In der Religionsgeschichte sieht Jan Assmann in manchen Kulturen eine Evolution von polytheistischen Religionen zum inklusiven Monotheismus, als Ergebnis einer Ideenevolution im Sinne von Niklas Luhmann, während in anderen Kulturen ein exklusiver Monotheismus durch radikale Abkehr entstanden ist, wobei das Ältere nicht im Jüngeren aufgeht, sondern Gegenstand der Verfolgung und Vernichtung wird, Merkmale nicht einer Evolution, sondern eher einer Revolution.[26]

Universelle Evolution mit einem Zusammenwachsen des Universums (Pierre Teilhard de Chardin).[27]
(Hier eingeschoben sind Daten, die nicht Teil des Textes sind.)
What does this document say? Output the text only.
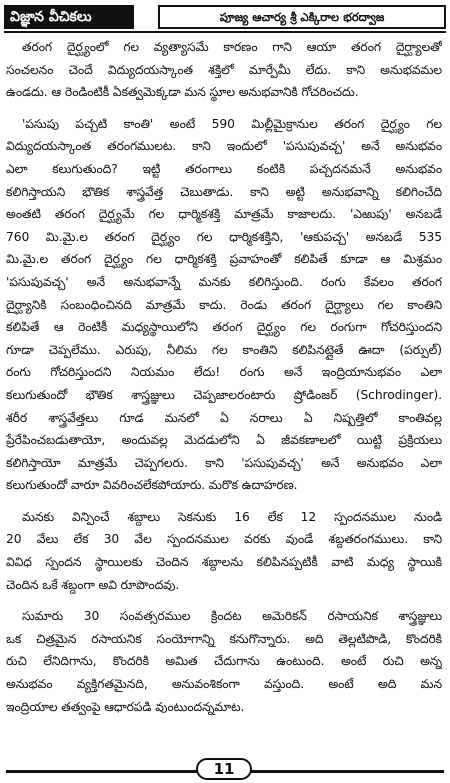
విజ్ఞాన వీచికలు	పూజ్య ఆచార్య శ్రీ ఎక్కిరాల భరద్వాజ
తరంగ దైర్ఘ్యంలో గల వ్యత్యాసమే కారణం గాని ఆయా తరంగ దైర్ఘ్యాలతో
సంచలనం చెందే విద్యుదయస్కాంత శక్తిలో మార్పేమీ లేదు. కాని అనుభవమల
ఉండదు. ఆ రెండింటికీ ఏకత్వమెక్కడా మన స్థూల అనుభవానికి గోచరించదు.
'పసుపు పచ్చటి కాంతి' అంటే 590 మిల్లీమైక్రానుల తరంగ దైర్ఘ్యం గల
విద్యుదయస్కాంత తరంగములట. కాని ఇందులో 'పసుపువచ్చ' అనే అనుభవం
ఎలా కలుగుతుంది? ఇట్టి తరంగాలు కంటికి పచ్చదనమనే అనుభవం
కలిగిస్తాయని భౌతిక శాస్త్రవేత్త చెబుతాడు. కాని అట్టి అనుభవాన్ని కలిగించేది
అంతటి తరంగ దైర్ఘ్యమే గల ధార్మికశక్తి మాత్రమే కాజాలదు. 'ఎఱుపు' అనబడే
760 మి.మై.ల తరంగ దైర్ఘ్యం గల ధార్మికశక్తిని, 'ఆకుపచ్చ' అనబడే 535
మి.మై.ల తరంగ దైర్ఘ్యం గల ధార్మికశక్తి ప్రవాహంతో కలిపితే కూడా ఆ మిశ్రమం
'పసుపువచ్చ' అనే అనుభవాన్నే మనకు కలిగిస్తుంది. రంగు కేవలం తరంగ
దైర్ఘ్యానికి సంబంధించినది మాత్రమే కాదు. రెండు తరంగ దైర్ఘ్యాలు గల కాంతిని
కలిపితే ఆ రెంటికీ మధ్యస్థాయిలోని తరంగ దైర్ఘ్యం గల రంగుగా గోచరిస్తుందని
గూడా చెప్పలేము. ఎరుపు, నీలిమ గల కాంతిని కలిపినట్లైతే ఊదా (పర్పుల్)
రంగు గోచరిస్తుందని నియమం లేదు! రంగు అనే ఇంద్రియానుభవం ఎలా
కలుగుతుందో భౌతిక శాస్త్రజ్ఞులు చెప్పజాలరంటారు ష్రోడింజర్ (Schrodinger).
శరీర శాస్త్రవేత్తలు గూడ మనలో ఏ నరాలు ఏ నిష్పత్తిలో కాంతివల్ల
ప్రేరేపించబడుతాయో, అందువల్ల మెదడులోని ఏ జీవకణాలలో యిట్టి ప్రక్రియలు
కలిగిస్తాయో మాత్రమే చెప్పగలరు. కాని 'పసుపువచ్చ' అనే అనుభవం ఎలా
కలుగుతుందో వారూ వివరించలేకపోయారు. మరొక ఉదాహరణ.
మనకు విన్పించే శబ్దాలు సెకనుకు 16 లేక 12 స్పందనముల నుండి
20 వేలు లేక 30 వేల స్పందనముల వరకు వుండే శబ్దతరంగములు. కాని
వివిధ స్పందన స్థాయిలకు చెందిన శబ్దాలను కలిపినప్పటికీ వాటి మధ్య స్థాయికి
చెందిన ఒకే శబ్దంగా అవి రూపొందవు.
సుమారు 30 సంవత్సరముల క్రిందట అమెరికన్ రసాయనిక శాస్త్రజ్ఞులు
ఒక చిత్రమైన రసాయనిక సంయోగాన్ని కనుగొన్నారు. అది తెల్లటిపొడి, కొందరికి
రుచి లేనిదిగాను, కొందరికి అమిత చేదుగాను ఉంటుంది. అంటే రుచి అన్న
అనుభవం వ్యక్తిగతమైనది, అనువంశికంగా వస్తుంది. అంటే అది మన
ఇంద్రియాల తత్వంపై ఆధారపడి వుంటుందన్నమాట.
11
Weitreichende philosophische Überlegungen zu einer universellen Evolution stellte der Jesuitenpater Pierre Teilhard de Chardin in der ersten Hälfte des 20. Jahrhunderts an. Als Vertreter der christlichen Religion gehört sein Entwurf zum Theistischen Naturalismus, da er Gott – von ihm als Punkt Omega bezeichnet – als erste Ursache und Triebfeder der Evolution sah und damit auch eine gezielte Höherentwicklung begründet. Darüber hinaus war für ihn alles einer sprunghaften Evolution unterworfen, die auf materieller Ebene zu einer Zunahme an Komplexität und auf geistiger Seite an „Zentriertheit“ führen würde.[28]

Vollmer zählt (neben den hier im Text erwähnten) u. a. folgende bekannte Autoren und Werke mit einem universalen Bezug des Evolutionsbegriffes auf:[29][30]

  • Ilya Prigogine: Introduction to Thermodynamics of Irreversible Processes. (1955)
  • Melvin Calvin: Chemical evolution: molecular evolution towards the origin of living systems on the earth and elsewhere. (1969)
  • Hoimar von Ditfurth: Im Anfang war der Wasserstoff (1972)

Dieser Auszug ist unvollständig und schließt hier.